Schulleiterin Silke Müller fühlt sich hilflos: Warum wird sowas überhaupt geteilt?
Rund 800 Kinder und Jugendliche besuchen die Waldschule, eine sogenannte Digitalschule – Tablets gehören hier zum Unterricht. Und neben der technischen Ausstattung geht es Schulleiterin Silke Müller auch um einen verantwortungsvollen Umgang mit sozialen Netzwerken. Handys sind an der Schule verboten, trotzdem beschäftigt sie, was in Schülerchats geteilt wird. Denn fast täglich tauchen problematische Inhalte auf. Nicht immer sind es Gewaltvideos. Auch pornografische, antisemitische oder rechtsextreme Bildchen, sogenannte Sticker, landen in den WhatsApp-Gruppen. An vielen Schulen ist das ein Problem. Doch offen darüber sprechen will kaum jemand. Weshalb werden solche Inhalte überhaupt geteilt? "Da macht sich Hilflosigkeit breit", sagt Silke Müller. "Die Antworten fehlen mir auf ganz viele Fragen: Was ist jetzt richtig? Trotzdem sehe ich die Notwendigkeit und gebe nicht auf, weil wir noch die Möglichkeit haben, den Kindern was mitzugeben."

Nazi-Sticker, Gewalt, Pornografie: Immer wieder teilen Kinder strafbare Inhalte
Kein Einzelfall, das Problem ist allgegenwärtig in Deutschlands Schulen. Die Anwältin Gesa Stückmann aus Rostock klärt seit Jahren darüber auf, was im Netz erlaubt ist – und was nicht. Denn vielen Schülerinnen und Schülern sei nicht klar, dass Hakenkreuz und Hitlergruß strafrechtlich verfolgt werden könnten.
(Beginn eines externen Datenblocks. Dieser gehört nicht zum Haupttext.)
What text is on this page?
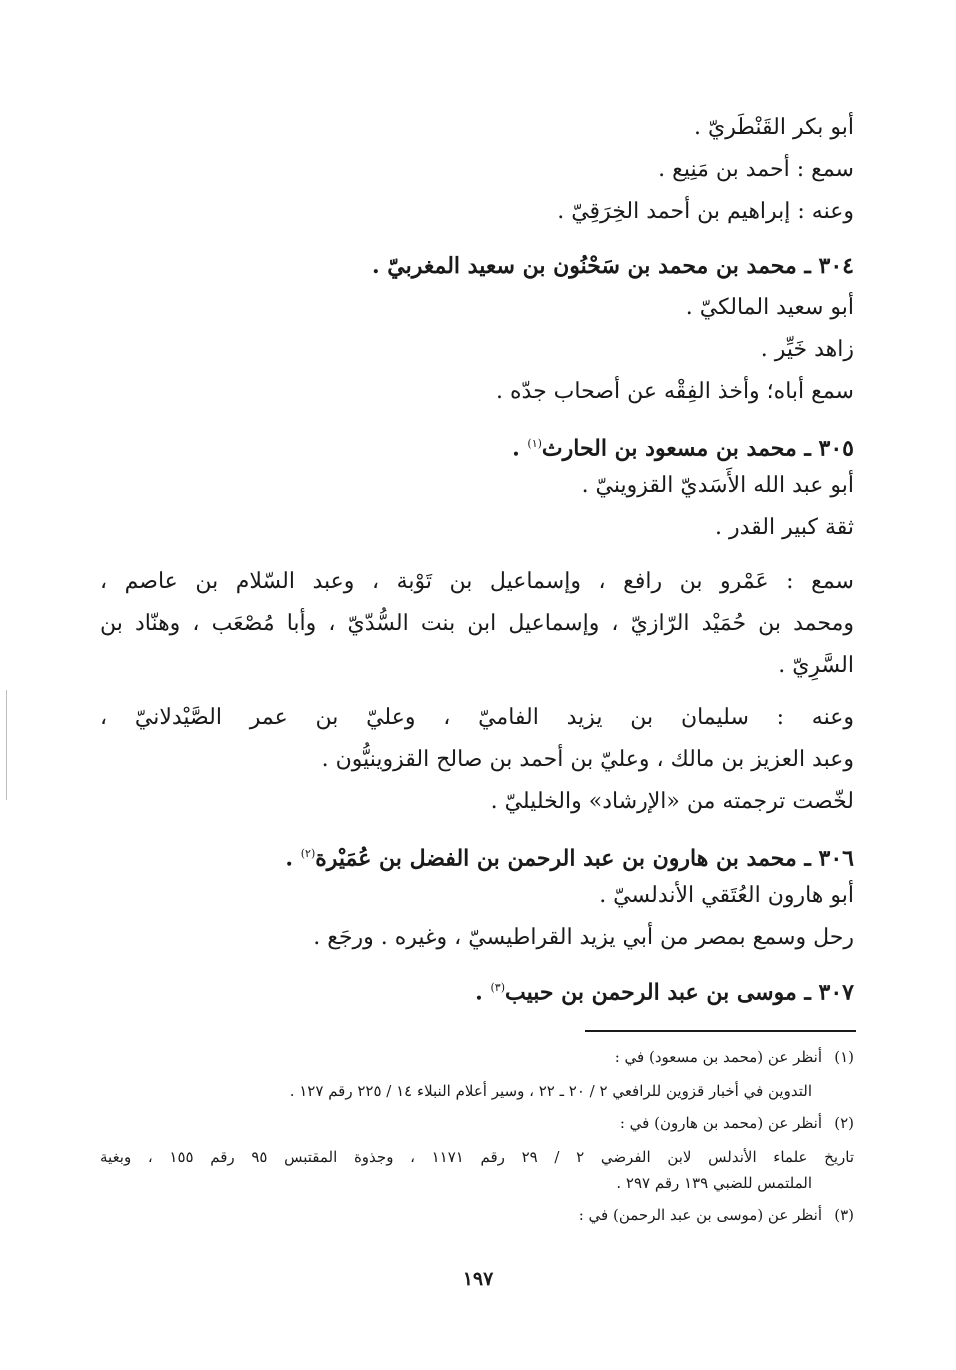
أبو بكر القَنْطَريّ .
سمع : أحمد بن مَنِيع .
وعنه : إبراهيم بن أحمد الخِرَقِيّ .
٣٠٤ ـ محمد بن محمد بن سَحْنُون بن سعيد المغربيّ .
أبو سعيد المالكيّ .
زاهد خَيِّر .
سمع أباه؛ وأخذ الفِقْه عن أصحاب جدّه .
٣٠٥ ـ محمد بن مسعود بن الحارث$^{(١)}$ .
أبو عبد الله الأَسَديّ القزوينيّ .
ثقة كبير القدر .
سمع : عَمْرو بن رافع ، وإسماعيل بن تَوْبة ، وعبد السّلام بن عاصم ،
ومحمد بن حُمَيْد الرّازيّ ، وإسماعيل ابن بنت السُّدّيّ ، وأبا مُصْعَب ، وهنّاد بن
السَّرِيّ .
وعنه : سليمان بن يزيد الفاميّ ، وعليّ بن عمر الصَّيْدلانيّ ،
وعبد العزيز بن مالك ، وعليّ بن أحمد بن صالح القزوينيُّون .
لخّصت ترجمته من «الإرشاد» والخليليّ .
٣٠٦ ـ محمد بن هارون بن عبد الرحمن بن الفضل بن عُمَيْرة$^{(٢)}$ .
أبو هارون العُتَقي الأندلسيّ .
رحل وسمع بمصر من أبي يزيد القراطيسيّ ، وغيره . ورجَع .
٣٠٧ ـ موسى بن عبد الرحمن بن حبيب$^{(٣)}$ .
(١)أنظر عن (محمد بن مسعود) في :
التدوين في أخبار قزوين للرافعي ٢ / ٢٠ ـ ٢٢ ، وسير أعلام النبلاء ١٤ / ٢٢٥ رقم ١٢٧ .
(٢)أنظر عن (محمد بن هارون) في :
تاريخ علماء الأندلس لابن الفرضي ٢ / ٢٩ رقم ١١٧١ ، وجذوة المقتبس ٩٥ رقم ١٥٥ ، وبغية
الملتمس للضبي ١٣٩ رقم ٢٩٧ .
(٣)أنظر عن (موسى بن عبد الرحمن) في :
١٩٧
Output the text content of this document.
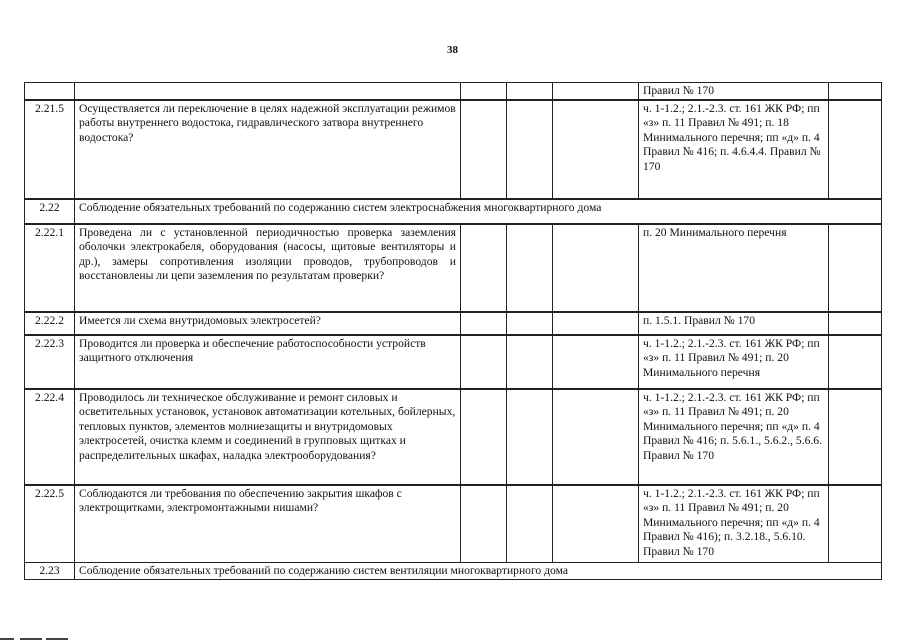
38
					Правил № 170	
2.21.5	Осуществляется ли переключение в целях надежной эксплуатации режимов работы внутреннего водостока, гидравлического затвора внутреннего водостока?				ч. 1-1.2.; 2.1.-2.3. ст. 161 ЖК РФ; пп «з» п. 11 Правил № 491; п. 18 Минимального перечня; пп «д» п. 4 Правил № 416; п. 4.6.4.4. Правил № 170	
2.22	Соблюдение обязательных требований по содержанию систем электроснабжения многоквартирного дома					
2.22.1	Проведена ли с установленной периодичностью проверка заземления оболочки электрокабеля, оборудования (насосы, щитовые вентиляторы и др.), замеры сопротивления изоляции проводов, трубопроводов и восстановлены ли цепи заземления по результатам проверки?				п. 20 Минимального перечня	
2.22.2	Имеется ли схема внутридомовых электросетей?				п. 1.5.1. Правил № 170	
2.22.3	Проводится ли проверка и обеспечение работоспособности устройств защитного отключения				ч. 1-1.2.; 2.1.-2.3. ст. 161 ЖК РФ; пп «з» п. 11 Правил № 491; п. 20 Минимального перечня	
2.22.4	Проводилось ли техническое обслуживание и ремонт силовых и осветительных установок, установок автоматизации котельных, бойлерных, тепловых пунктов, элементов молниезащиты и внутридомовых электросетей, очистка клемм и соединений в групповых щитках и распределительных шкафах, наладка электрооборудования?				ч. 1-1.2.; 2.1.-2.3. ст. 161 ЖК РФ; пп «з» п. 11 Правил № 491; п. 20 Минимального перечня; пп «д» п. 4 Правил № 416; п. 5.6.1., 5.6.2., 5.6.6. Правил № 170	
2.22.5	Соблюдаются ли требования по обеспечению закрытия шкафов с электрощитками, электромонтажными нишами?				ч. 1-1.2.; 2.1.-2.3. ст. 161 ЖК РФ; пп «з» п. 11 Правил № 491; п. 20 Минимального перечня; пп «д» п. 4 Правил № 416); п. 3.2.18., 5.6.10. Правил № 170	
2.23	Соблюдение обязательных требований по содержанию систем вентиляции многоквартирного дома					
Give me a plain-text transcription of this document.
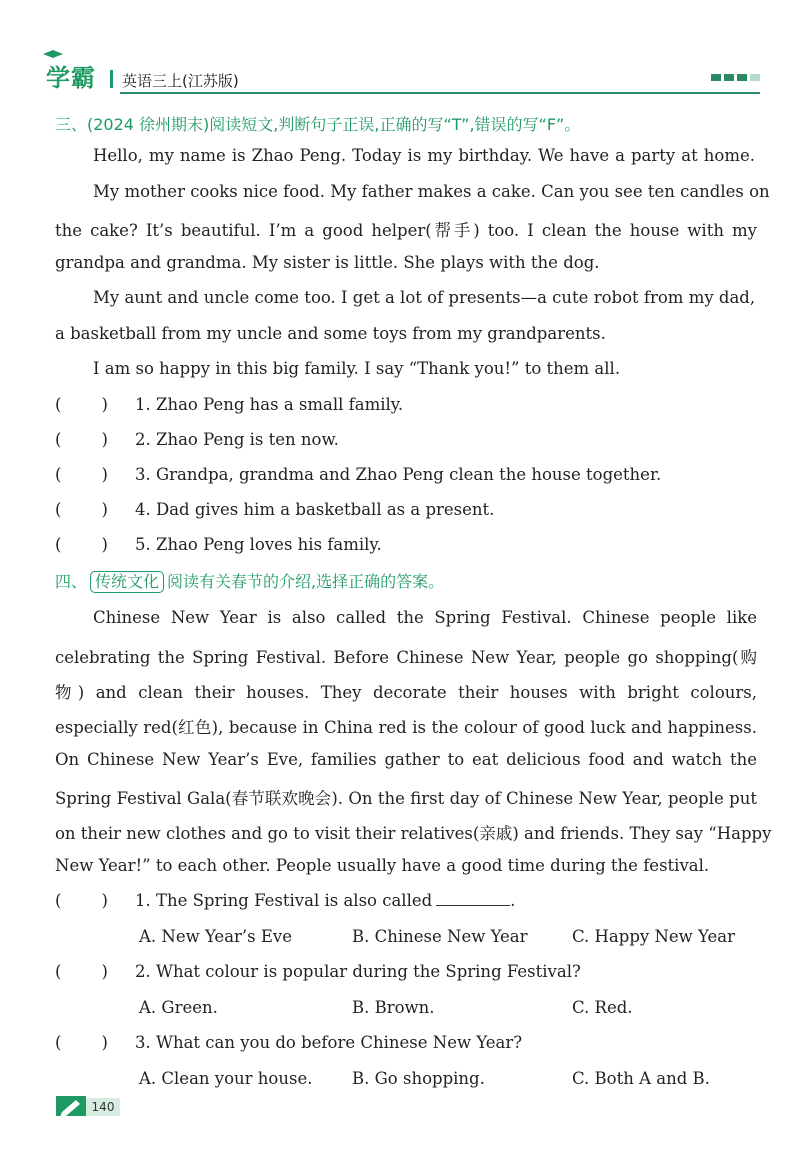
学霸 英语三上(江苏版)
三、(2024 徐州期末)阅读短文,判断句子正误,正确的写“T”,错误的写“F”。
Hello, my name is Zhao Peng. Today is my birthday. We have a party at home.
My mother cooks nice food. My father makes a cake. Can you see ten candles on
the cake? It’s beautiful. I’m a good helper(帮手) too. I clean the house with my
grandpa and grandma. My sister is little. She plays with the dog.
My aunt and uncle come too. I get a lot of presents—a cute robot from my dad,
a basketball from my uncle and some toys from my grandparents.
I am so happy in this big family. I say “Thank you!” to them all.
( ) 1. Zhao Peng has a small family.
( ) 2. Zhao Peng is ten now.
( ) 3. Grandpa, grandma and Zhao Peng clean the house together.
( ) 4. Dad gives him a basketball as a present.
( ) 5. Zhao Peng loves his family.
四、 传统文化 阅读有关春节的介绍,选择正确的答案。
Chinese New Year is also called the Spring Festival. Chinese people like
celebrating the Spring Festival. Before Chinese New Year, people go shopping(购
物) and clean their houses. They decorate their houses with bright colours,
especially red(红色), because in China red is the colour of good luck and happiness.
On Chinese New Year’s Eve, families gather to eat delicious food and watch the
Spring Festival Gala(春节联欢晚会). On the first day of Chinese New Year, people put
on their new clothes and go to visit their relatives(亲戚) and friends. They say “Happy
New Year!” to each other. People usually have a good time during the festival.
( ) 1. The Spring Festival is also called	.
A. New Year’s Eve	B. Chinese New Year	C. Happy New Year
( ) 2. What colour is popular during the Spring Festival?
A. Green.	B. Brown.	C. Red.
( ) 3. What can you do before Chinese New Year?
A. Clean your house. B. Go shopping.	C. Both A and B.
140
Zwar sind in Deutschland Jugendliche erst ab 14 Jahren strafmündig, doch sie will, dass sich die Kinder frühzeitig darüber klar werden, was sie da möglicherweise verschicken: "Es reicht nicht mehr ihnen mitzugeben, ihr dürft nicht hauen, nicht klauen, nichts kaputtmachen und nicht bei Rot über die Ampel gehen, sondern die müssen das alles wissen, was wir Erwachsenen auch wissen müssen!" Technik, die eigentlich für Erwachsene gedacht sei, liege heute ja auch in Kinderhänden.

Auf ihrem Computer hat Gesa Stückmann über die Jahre gesammelt, was alles in Schülergruppen auftaucht. Das Schema der NS-Sticker ist fast immer gleich: Die Verbrechen der Nazis werden ins Lächerliche gezogen und verlieren so scheinbar den Schrecken. "Das ist einfach die Masse, die es macht", gibt Stückmann zu bedenken, "wenn man das immer öfter liest, dann sinkt einfach die Hemmschwelle."
Neuer Trend: Kinderpornografie auf Schülerhandys
Dass Hemmschwellen sinken, zeigt sich auch an einem anderen "Trend": Die Generalstaatsanwaltschaft in Frankfurt am Main beobachtet seit etwa drei Jahren, dass immer häufiger auch kinderpornografische Sticker auf Schülerhandys landen. Das BKA registrierte 2018 rund 1.700 Kinder und Jugendliche unter 21 Jahren, die kinderpornografische Schriften verbreitet, erworben, besessen oder hergestellt hatten. 2019 waren es knapp 4.900 – nahezu eine Verdreifachung der Fälle.
Auch in Hatten gelangte ein solches kinderpornografisches Bild in die Schülerchats. Innerhalb weniger Tage verbreitete es sich auf den Handys hunderter Schülerinnen und Schüler. Als die Sache aufflog, reagierte Schulleiterin Silke Müller sofort: Sie suspendierte die Schüler und wendete sich an die Polizei.
Warum aber hat sich keines der Kinder an die Schulleitung gewandt? "Als man das da rein geschickt bekommen hat, war es den meisten egal", erzählt Justin. Er versucht zu erklären, weshalb es für sie einen Unterschied zwischen der digitalen und der realen Welt gibt. "Man denkt da nicht 24 Stunden drüber nach: Was kann das Bild auslösen?" Und seine Mitschülerin Enya ergänzt, ein Bild sei eben nur ein Bild. Es gäbe einen Unterschied, ob man wirklich dabei war oder nicht.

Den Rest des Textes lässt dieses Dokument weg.